For example, to allow roughly 32 concurrent HTTP/1 streams per provider origin:

```elixir
# config/runtime.exs
round_robin = Finch.Pool.Strategy.RoundRobin.new()

config :req_llm,
  stream_pool_timeout: 300_000,
  stream_pool_protocols: [:http1],
  stream_pool_size: 1,
  stream_pool_count: 32,
  stream_pool_strategy: {Finch.Pool.Strategy.RoundRobin, round_robin}
```

### HTTP/2 Configuration (Advanced)

Use HTTP/2-only when all target providers support HTTP/2:

```elixir
config :req_llm,
  stream_pool_protocols: [:http2],
  stream_pool_count: 8
```

Use mixed HTTP/1+HTTP/2 ALPN pools with caution. They may fail with request bodies larger than 64KB:

```elixir
config :req_llm,
  finch: [
    name: ReqLLM.Finch,
    pools: %{
      :default => [protocols: [:http2, :http1], size: 1, count: 8]
    }
  ]
```

### Custom Finch Instance Per-Request

```elixir
{:ok, response} = ReqLLM.stream_text(model, messages, finch_name: MyApp.CustomFinch)
```

## Streaming Request Transforms

ReqLLM provides two hooks for modifying a `Finch.Request` struct just before a streaming request is sent (to align with a similar ability present in `Req`) — useful for injecting headers, adding tracing metadata, or other environment-specific concerns.

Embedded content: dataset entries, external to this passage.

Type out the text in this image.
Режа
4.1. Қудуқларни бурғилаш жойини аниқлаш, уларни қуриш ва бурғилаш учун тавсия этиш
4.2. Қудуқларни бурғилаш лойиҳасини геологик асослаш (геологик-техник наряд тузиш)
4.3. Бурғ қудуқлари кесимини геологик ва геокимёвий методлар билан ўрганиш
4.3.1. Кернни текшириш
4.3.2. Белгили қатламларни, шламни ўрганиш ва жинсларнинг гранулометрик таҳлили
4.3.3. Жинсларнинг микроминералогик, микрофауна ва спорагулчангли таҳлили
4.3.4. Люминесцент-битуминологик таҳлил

### `finch_request_adapter` (config-level)

Set a module that implements the `ReqLLM.FinchRequestAdapter` behaviour. Because config files cannot hold anonymous functions, this mechanism requires a named module.

```elixir
# config/test.exs
config :req_llm, finch_request_adapter: MyApp.TestFinchAdapter
```

```elixir
defmodule MyApp.TestFinchAdapter do
  @behaviour ReqLLM.FinchRequestAdapter

  @impl true
  def call(%Finch.Request{} = request) do
    %{request | headers: request.headers ++ [{"x-test-env", "true"}]}
  end
end
```

### `on_finch_request` (per-request)

Pass an anonymous function `(Finch.Request.t() -> Finch.Request.t())` as a per-call option:

```elixir
ReqLLM.stream_text("openai:gpt-4o", "Hello",
  on_finch_request: fn req ->
    %{req | headers: req.headers ++ [{"x-request-id", UUID.generate()}]}
  end
)
```

### Precedence

Both mechanisms can be combined. The config-level adapter is applied first, then the per-request callback. Each step receives the output of the previous one.

## Telemetry Configuration

ReqLLM emits native `:telemetry` events for every request. The only application-level setting is the payload capture mode:

```elixir
config :req_llm, telemetry: [payloads: :none]   # default — metadata only
config :req_llm, telemetry: [payloads: :raw]    # include sanitized payloads
```

Raw payloads are sanitized (reasoning text redacted, binaries summarized, tools reduced to stable metadata) — `:none` is the safer default for multi-tenant systems.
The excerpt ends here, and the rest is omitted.